Outras figuras perpassam, as Seguidoras fanáticas e subservientes, Gualter, rapaz chegado de África e com jeitos amaricados mas sabendo fazer-se estimar. E os dados sobre o 25 de Abril, com informações de alguma ironia, e uma Adelaide, após a morte da filha, contando finalmente à mãe, que o adivinhara, e à irmã - de quem se tinha afastado, no seu viver de terror e altivez abastada - a sua vida de maldição e horror, o mito que ela própria criara de santidade da filha, para não denunciar a sua verdade de miséria.

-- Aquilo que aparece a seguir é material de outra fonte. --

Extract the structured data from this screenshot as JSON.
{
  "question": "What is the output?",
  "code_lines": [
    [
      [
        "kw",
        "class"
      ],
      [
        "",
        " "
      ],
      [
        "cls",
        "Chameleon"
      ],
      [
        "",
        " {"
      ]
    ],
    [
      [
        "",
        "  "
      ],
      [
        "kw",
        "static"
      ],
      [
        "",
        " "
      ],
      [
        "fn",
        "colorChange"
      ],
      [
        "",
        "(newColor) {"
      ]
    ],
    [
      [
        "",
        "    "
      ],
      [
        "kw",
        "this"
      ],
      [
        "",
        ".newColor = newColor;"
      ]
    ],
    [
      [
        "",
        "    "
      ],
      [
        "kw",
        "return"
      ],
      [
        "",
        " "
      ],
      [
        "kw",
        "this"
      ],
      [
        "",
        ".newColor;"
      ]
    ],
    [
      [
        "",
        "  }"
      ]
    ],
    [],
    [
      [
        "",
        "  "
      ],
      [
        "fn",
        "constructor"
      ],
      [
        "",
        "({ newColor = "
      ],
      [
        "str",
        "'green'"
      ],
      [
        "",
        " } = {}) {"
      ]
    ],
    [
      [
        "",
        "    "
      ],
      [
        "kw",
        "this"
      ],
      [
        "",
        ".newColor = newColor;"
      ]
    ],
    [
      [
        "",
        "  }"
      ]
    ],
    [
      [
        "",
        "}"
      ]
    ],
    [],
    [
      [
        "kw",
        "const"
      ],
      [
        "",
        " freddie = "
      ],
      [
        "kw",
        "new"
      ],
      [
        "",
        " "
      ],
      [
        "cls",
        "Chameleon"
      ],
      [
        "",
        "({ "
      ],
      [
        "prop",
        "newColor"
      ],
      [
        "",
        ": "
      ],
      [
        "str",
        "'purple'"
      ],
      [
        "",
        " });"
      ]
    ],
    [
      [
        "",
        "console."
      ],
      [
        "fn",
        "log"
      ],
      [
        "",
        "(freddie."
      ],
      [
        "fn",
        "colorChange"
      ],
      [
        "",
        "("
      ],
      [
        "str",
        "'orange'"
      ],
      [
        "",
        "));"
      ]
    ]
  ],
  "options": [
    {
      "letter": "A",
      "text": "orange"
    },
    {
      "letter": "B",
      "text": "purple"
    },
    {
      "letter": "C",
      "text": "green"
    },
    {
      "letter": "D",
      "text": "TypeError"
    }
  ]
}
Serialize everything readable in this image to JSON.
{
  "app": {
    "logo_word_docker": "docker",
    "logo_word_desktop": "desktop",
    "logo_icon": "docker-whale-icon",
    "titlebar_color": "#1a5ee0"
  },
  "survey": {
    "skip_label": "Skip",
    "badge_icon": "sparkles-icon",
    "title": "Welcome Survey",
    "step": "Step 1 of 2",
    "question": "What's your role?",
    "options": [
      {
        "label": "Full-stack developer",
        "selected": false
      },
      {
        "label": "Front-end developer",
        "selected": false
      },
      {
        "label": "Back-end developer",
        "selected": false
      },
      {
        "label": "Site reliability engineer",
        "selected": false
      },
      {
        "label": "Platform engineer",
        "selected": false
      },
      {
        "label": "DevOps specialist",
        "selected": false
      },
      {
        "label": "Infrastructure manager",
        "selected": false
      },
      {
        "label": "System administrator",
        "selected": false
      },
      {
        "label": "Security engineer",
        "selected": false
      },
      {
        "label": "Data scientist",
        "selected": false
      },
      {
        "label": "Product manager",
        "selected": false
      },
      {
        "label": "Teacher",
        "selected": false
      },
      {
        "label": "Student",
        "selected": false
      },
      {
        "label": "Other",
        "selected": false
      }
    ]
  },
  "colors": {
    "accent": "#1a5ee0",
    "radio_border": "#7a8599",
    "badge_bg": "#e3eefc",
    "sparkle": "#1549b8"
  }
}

O bispo será informado, e acabam os dois tomando chá num café, esquecidas as desavenças, o bispo aceitando finalmente a santidade de Luzia de Siracusa, e lembrando ele próprio o revestimento da capelinha dedicada à santa, com os vestidos de noiva que Leta Mirita fabricava, a televisão especulando sobre o caso e trazendo à aldeia peregrinos do mundo inteiro, contando outros milagres de curas por intercessão de Luzia de Siracusa.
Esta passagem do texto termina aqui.